Brock claimed his "intentions were not to try and rape the girl without her consent" but to "hook up "with a girl'. He said he stumbled away thinking he would vomit when he noticed another man near him asking what he was doing. Turner was detained after being spotted by two cyclists, before trying to flee.
Last week, Santa Clara County Superior Court rejected his defence and he was found guilty of three felonies including assault with intent to rape.
In a letter, Turner's friend Leslie Rasmussen told Judge Aaron Persky, who has been criticised for handing Turner a 6-month sentence for a crime that carries a maximum 14-year jail term, that the All-American swimming champion was "very respectful of everyone".
Rasmussen's statement was shared on Twitter by Stanford Law professor Michelle Dauber, and read: "Brock is not a monster. He is the furthest thing from anything like that, and I have known him much longer than the people involved in this case. I don't think it's fair to base the fate of the next ten + years of his life on the decision of a girl who doesn't remember anything but the amount she drank to press charges against him.
"I am not blaming her directly for this, because that isn't right. But where do we draw the line and stop worrying about being politically correct every second of the day and see that rape on campuses isn't always because people are rapists. It is because universities market themselves as the biggest party schools in the country. They encourage drinking."

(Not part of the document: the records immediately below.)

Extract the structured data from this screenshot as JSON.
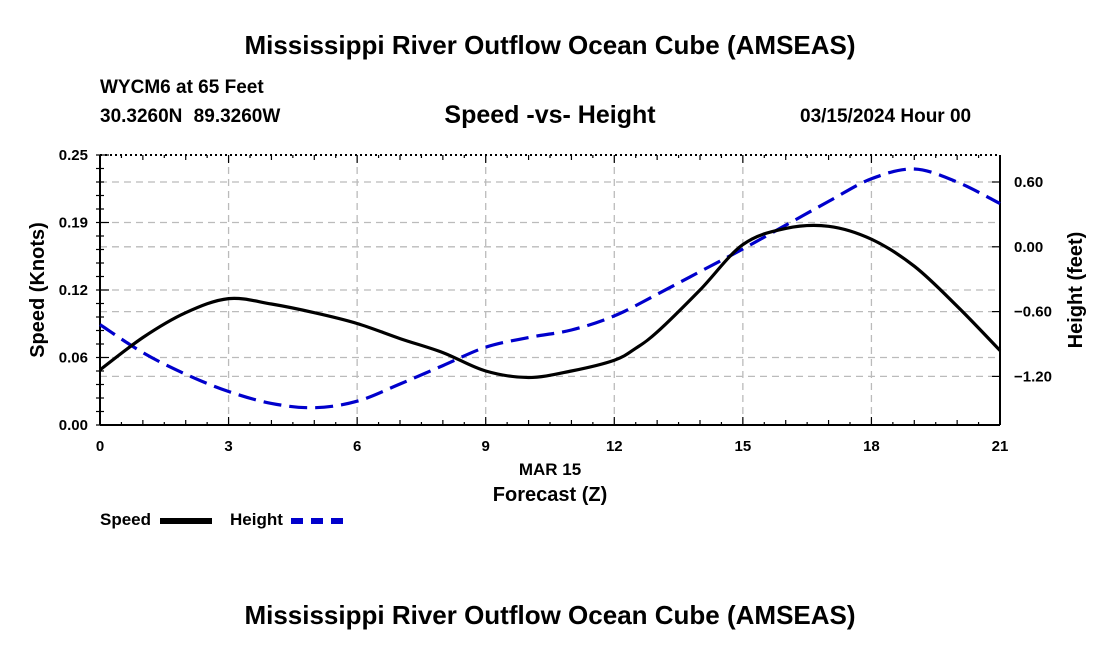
{
  "header": {
    "title": "Mississippi River Outflow Ocean Cube (AMSEAS)",
    "station": "WYCM6 at 65 Feet",
    "coords": "30.3260N 89.3260W",
    "subtitle": "Speed -vs- Height",
    "datetime": "03/15/2024 Hour 00"
  },
  "footer": {
    "title": "Mississippi River Outflow Ocean Cube (AMSEAS)"
  },
  "legend": {
    "speed_label": "Speed",
    "height_label": "Height"
  },
  "colors": {
    "speed": "#000000",
    "height": "#0000cc",
    "grid": "#bbbbbb"
  },
  "chart_data": {
    "type": "line",
    "title": "Speed -vs- Height",
    "xlabel": "Forecast (Z)",
    "date_label": "MAR 15",
    "xlim": [
      0,
      21
    ],
    "x_ticks": [
      0,
      3,
      6,
      9,
      12,
      15,
      18,
      21
    ],
    "x_tick_labels": [
      "0",
      "3",
      "6",
      "9",
      "12",
      "15",
      "18",
      "21"
    ],
    "ylabel": "Speed (Knots)",
    "ylim": [
      0,
      0.25
    ],
    "y_ticks": [
      0,
      0.0625,
      0.125,
      0.1875,
      0.25
    ],
    "y_tick_labels": [
      "0.00",
      "0.06",
      "0.12",
      "0.19",
      "0.25"
    ],
    "y2label": "Height (feet)",
    "y2lim": [
      -1.65,
      0.85
    ],
    "y2_ticks": [
      -1.2,
      -0.6,
      0.0,
      0.6
    ],
    "y2_tick_labels": [
      "−1.20",
      "−0.60",
      "0.00",
      "0.60"
    ],
    "grid": true,
    "legend_position": "bottom-left",
    "series": [
      {
        "name": "Speed",
        "axis": "left",
        "style": "solid",
        "x": [
          0,
          1,
          2,
          3,
          4,
          5,
          6,
          7,
          8,
          9,
          10,
          11,
          12,
          12.5,
          13,
          14,
          15,
          16,
          17,
          18,
          19,
          20,
          21
        ],
        "values": [
          0.051,
          0.081,
          0.104,
          0.117,
          0.112,
          0.104,
          0.094,
          0.08,
          0.067,
          0.05,
          0.044,
          0.05,
          0.06,
          0.071,
          0.086,
          0.125,
          0.167,
          0.182,
          0.184,
          0.172,
          0.147,
          0.11,
          0.069
        ]
      },
      {
        "name": "Height",
        "axis": "right",
        "style": "dashed",
        "x": [
          0,
          1,
          2,
          3,
          4,
          5,
          6,
          7,
          8,
          9,
          10,
          11,
          12,
          13,
          14,
          15,
          16,
          17,
          18,
          19,
          20,
          21
        ],
        "values": [
          -0.72,
          -0.98,
          -1.18,
          -1.34,
          -1.45,
          -1.49,
          -1.43,
          -1.27,
          -1.1,
          -0.93,
          -0.84,
          -0.77,
          -0.64,
          -0.44,
          -0.23,
          -0.02,
          0.2,
          0.42,
          0.63,
          0.72,
          0.6,
          0.4
        ]
      }
    ]
  }
}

Part of Turner's defence, and his own impact statement, was that he had been wrong to drink alcohol – something his victim, known only as Emily Doe, disputed in her own powerful victim impact statement, explaining: "you were not wrong for drinking. Everyone around you was not sexually assaulting me. You were wrong for doing what nobody else was doing, which was pushing your erect dick in your pants against my naked, defenceless body concealed in a dark area".
Turner said in his defence he was planning to educate people about the dangers of drinking – something his victim said showed he did not understand that drinking was not the crime he had committed.
The university's poor record on investigating rape came under fire as the case went to trial – with just four out of 175 reported sexual assaults between 1997 and 2009 looked into.
Rasmussen's statement continued: "I think it is disgusting and I am so sick of hearing that these young men are monsters when really, you are throwing barely 20-somethings into these camp-like university environments, supporting partying, and then your mind is blown when things get out of hand.
"This is completely different from a woman getting kidnapped and raped as she is walking to her car in a parking lot. That is a rapist. These are not rapists. These are idiot boys and girls having too much to drink and not being aware of their surroundings and having clouded judgement.
"I'm not saying that is every case because I know there are young men that take advantage of young women and vice versa, but I know for a fact that Brock is not one of those people."
Turner is expected to serve three months in a county jail with good behaviour for the crime - a sentence that has been criticised by his father for being too harsh, and by hundreds of people on social media for being too lenient.